Towards the end Branwell suffered from seizures as well as hangovers; he may have inherited epilepsy from his Irish ancestors. His ultimate cause of death, however, was likely tuberculosis, which also killed Emily just two months later – though some say she died of a broken heart. All four Brontë siblings were dead by 1855, survived only by their elderly father.
I have a lifelong love of the Victorians, so though it was a pleasure to spend time with the Brontës, I don't necessarily feel I learned anything about them from this novel, or had their lives brought into full colour. Charlotte, Emily and Anne are little more than critical voices here; none of them has a distinctive personality. Even their publications (Jane Eyre, Wuthering Heights and Agnes Grey all appeared, under pseudonyms, in 1847) are just background information.
Worse, I felt I never came to understand Branwell's inner life, beneath the decadence and all that feeling sorry for himself. There was certainly a wonderful story to be told here, but I think it would take a historical fiction master like Hilary Mantel to tell it properly. Her Wolf Hall series manages to give such a rich, intimate portrait of Thomas Cromwell, despite being narrated in the third person.

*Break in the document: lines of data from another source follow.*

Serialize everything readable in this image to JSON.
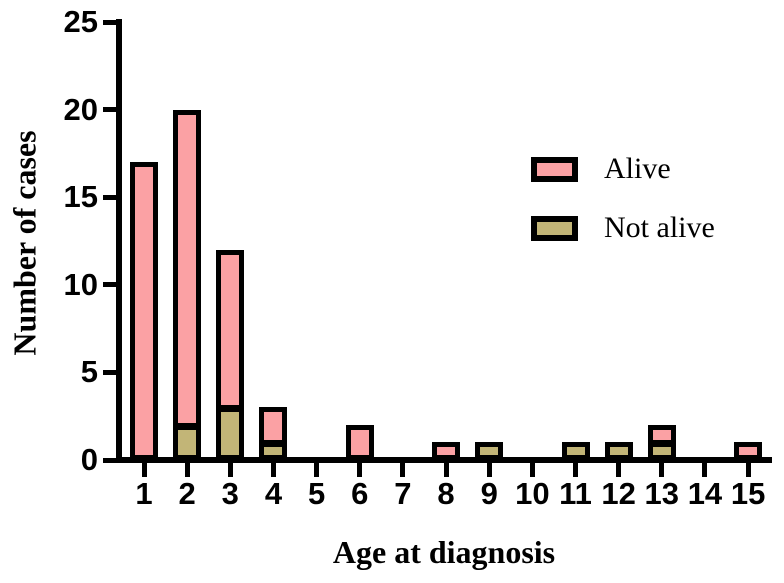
{
  "chart_data": {
    "type": "bar",
    "stacked": true,
    "title": "",
    "xlabel": "Age at diagnosis",
    "ylabel": "Number of cases",
    "categories": [
      "1",
      "2",
      "3",
      "4",
      "5",
      "6",
      "7",
      "8",
      "9",
      "10",
      "11",
      "12",
      "13",
      "14",
      "15"
    ],
    "series": [
      {
        "name": "Alive",
        "color": "#FBA1A4",
        "values": [
          17,
          18,
          9,
          2,
          0,
          2,
          0,
          1,
          0,
          0,
          0,
          0,
          1,
          0,
          1
        ]
      },
      {
        "name": "Not alive",
        "color": "#C2B577",
        "values": [
          0,
          2,
          3,
          1,
          0,
          0,
          0,
          0,
          1,
          0,
          1,
          1,
          1,
          0,
          0
        ]
      }
    ],
    "totals": [
      17,
      20,
      12,
      3,
      0,
      2,
      0,
      1,
      1,
      0,
      1,
      1,
      2,
      0,
      1
    ],
    "stack_order_bottom_to_top": [
      "Not alive",
      "Alive"
    ],
    "ylim": [
      0,
      25
    ],
    "yticks": [
      "0",
      "5",
      "10",
      "15",
      "20",
      "25"
    ],
    "grid": false,
    "legend_position": "upper-right",
    "bar_outline_color": "#000000",
    "axis_color": "#000000"
  }
}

Nevertheless, Sanctuary has whetted my appetite to learn more about Branwell. I think I'll start with The Infernal World of Branwell Brontë, the 1961 biography by Daphne du Maurier (Daphne by Justine Picardie touches on its composition). For a Brontë lover, though, there can be nothing quite like going back to the original novels; I've never read anything by Anne, so perhaps The Tenant of Wildfell Hall is another place to begin.
Further reading suggestion: The Taste of Sorrow by Jude Morgan is a better novel about the Brontës, and we preferred Salvage by Robert Edric, a work of speculative fiction. For the story of another lesser-known Brontë, try Patrick Bronte: Father of Genius by Dudley Green.